UT-Dallas alumnus Aziz Sancar won the school’s first ever Nobel Prize in chemistry last week.
Sancar, a professor in biochemistry and biophysics at the University of North Carolina, was one of three research members to win the award for their work on nucleotide excision repair, a mechanism that cells use to repair damage to DNA from ultraviolent radiation. Sancar said the research could advance cancer treatment research.
“[These repair mechanisms are] important in cancer treatment because many of the anti-cancer drugs do damage to DNA, and whether cancer cells can repair it or not could influence how cancer is treated,” Sancar said in a previous interview with Nobelprize.org.
Stephen Spiro, head of the Department of Biological Sciences at UT-Dallas, said this research has been crucial for the last 50 years of DNA research.

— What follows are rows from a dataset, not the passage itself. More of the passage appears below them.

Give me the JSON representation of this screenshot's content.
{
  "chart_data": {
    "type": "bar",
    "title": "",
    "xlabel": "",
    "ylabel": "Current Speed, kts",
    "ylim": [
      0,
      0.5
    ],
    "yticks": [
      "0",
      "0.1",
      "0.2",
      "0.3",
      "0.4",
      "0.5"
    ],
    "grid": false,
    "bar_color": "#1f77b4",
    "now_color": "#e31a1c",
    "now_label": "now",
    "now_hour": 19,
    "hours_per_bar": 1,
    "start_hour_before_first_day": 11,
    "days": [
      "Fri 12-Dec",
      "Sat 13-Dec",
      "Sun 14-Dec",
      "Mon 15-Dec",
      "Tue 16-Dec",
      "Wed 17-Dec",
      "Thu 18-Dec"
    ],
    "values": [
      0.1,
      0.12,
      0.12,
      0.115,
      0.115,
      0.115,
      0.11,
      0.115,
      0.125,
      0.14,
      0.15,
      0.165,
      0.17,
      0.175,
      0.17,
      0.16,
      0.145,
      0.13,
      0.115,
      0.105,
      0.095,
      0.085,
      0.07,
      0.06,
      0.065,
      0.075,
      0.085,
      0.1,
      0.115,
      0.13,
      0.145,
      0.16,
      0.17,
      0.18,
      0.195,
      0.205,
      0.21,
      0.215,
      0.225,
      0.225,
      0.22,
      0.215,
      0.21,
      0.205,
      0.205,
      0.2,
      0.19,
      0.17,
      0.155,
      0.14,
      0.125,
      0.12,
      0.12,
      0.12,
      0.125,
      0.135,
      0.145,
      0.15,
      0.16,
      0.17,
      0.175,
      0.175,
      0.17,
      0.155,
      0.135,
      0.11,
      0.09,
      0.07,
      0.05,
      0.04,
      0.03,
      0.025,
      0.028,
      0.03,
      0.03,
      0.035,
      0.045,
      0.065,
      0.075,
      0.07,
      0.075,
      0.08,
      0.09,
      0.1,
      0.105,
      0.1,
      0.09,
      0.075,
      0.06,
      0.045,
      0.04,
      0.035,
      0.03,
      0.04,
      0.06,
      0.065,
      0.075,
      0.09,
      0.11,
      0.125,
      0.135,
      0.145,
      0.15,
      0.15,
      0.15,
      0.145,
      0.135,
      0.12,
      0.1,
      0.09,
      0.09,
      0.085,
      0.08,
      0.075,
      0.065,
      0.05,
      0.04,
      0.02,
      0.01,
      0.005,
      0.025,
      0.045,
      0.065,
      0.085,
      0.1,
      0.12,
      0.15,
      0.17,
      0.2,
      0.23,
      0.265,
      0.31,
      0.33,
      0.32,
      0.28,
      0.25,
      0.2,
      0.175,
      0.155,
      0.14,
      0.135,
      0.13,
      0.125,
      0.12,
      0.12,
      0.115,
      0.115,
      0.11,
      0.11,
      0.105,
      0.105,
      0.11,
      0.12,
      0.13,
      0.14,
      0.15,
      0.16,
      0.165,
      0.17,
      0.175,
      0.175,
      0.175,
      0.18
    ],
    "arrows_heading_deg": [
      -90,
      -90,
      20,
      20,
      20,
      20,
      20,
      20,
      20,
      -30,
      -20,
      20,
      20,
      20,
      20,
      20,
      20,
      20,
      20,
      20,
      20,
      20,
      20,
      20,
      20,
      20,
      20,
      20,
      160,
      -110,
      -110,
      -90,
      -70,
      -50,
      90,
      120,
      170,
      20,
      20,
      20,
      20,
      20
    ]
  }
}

“One thing he did was to purify the protein component of that repair mechanism and do what is called reconstituting the test tube,” Spiro said. “[This research] has been known since the 1960s that organisms have mechanisms to repair damaged DNA. There was a classical view that DNA was a stable molecule, and mutations in the DNA were rare. Evidence in the 1960s showed DNA could be damaged quite easily.”
Spiro said Sancar worked on many different repair processes through the years, but one method of testing proved important for human cells.
“You can purify the enzymes that repair the damaged DNA, and if you put them altogether in a test tube under the right conditions, you can recapitulate the repair process, … showing that proteins you think are involved in a process really are,” Spiro said.
Donald Gray, professor emeritus of biological sciences at UT-Dallas, said Sancar was one of his first graduate assistants after the University started accepting upper-level undergraduates in 1975. Gray said Sancar’s high work standards have helped him publish groundbreaking research throughout his career.
“I believe that Aziz has built on his penchant for hard work, combined with a genius for selecting important problems and collaborators,” Gray said. “He is focused on making the best use of his time solving research problems.”
Spiro said Sancar’s accomplishment will bolster the profile of the relatively young UT-Dallas.
“It raises the profile of the institution,” Spiro said. “It’s great for our graduate students, and it shows you can do great research and great training here.”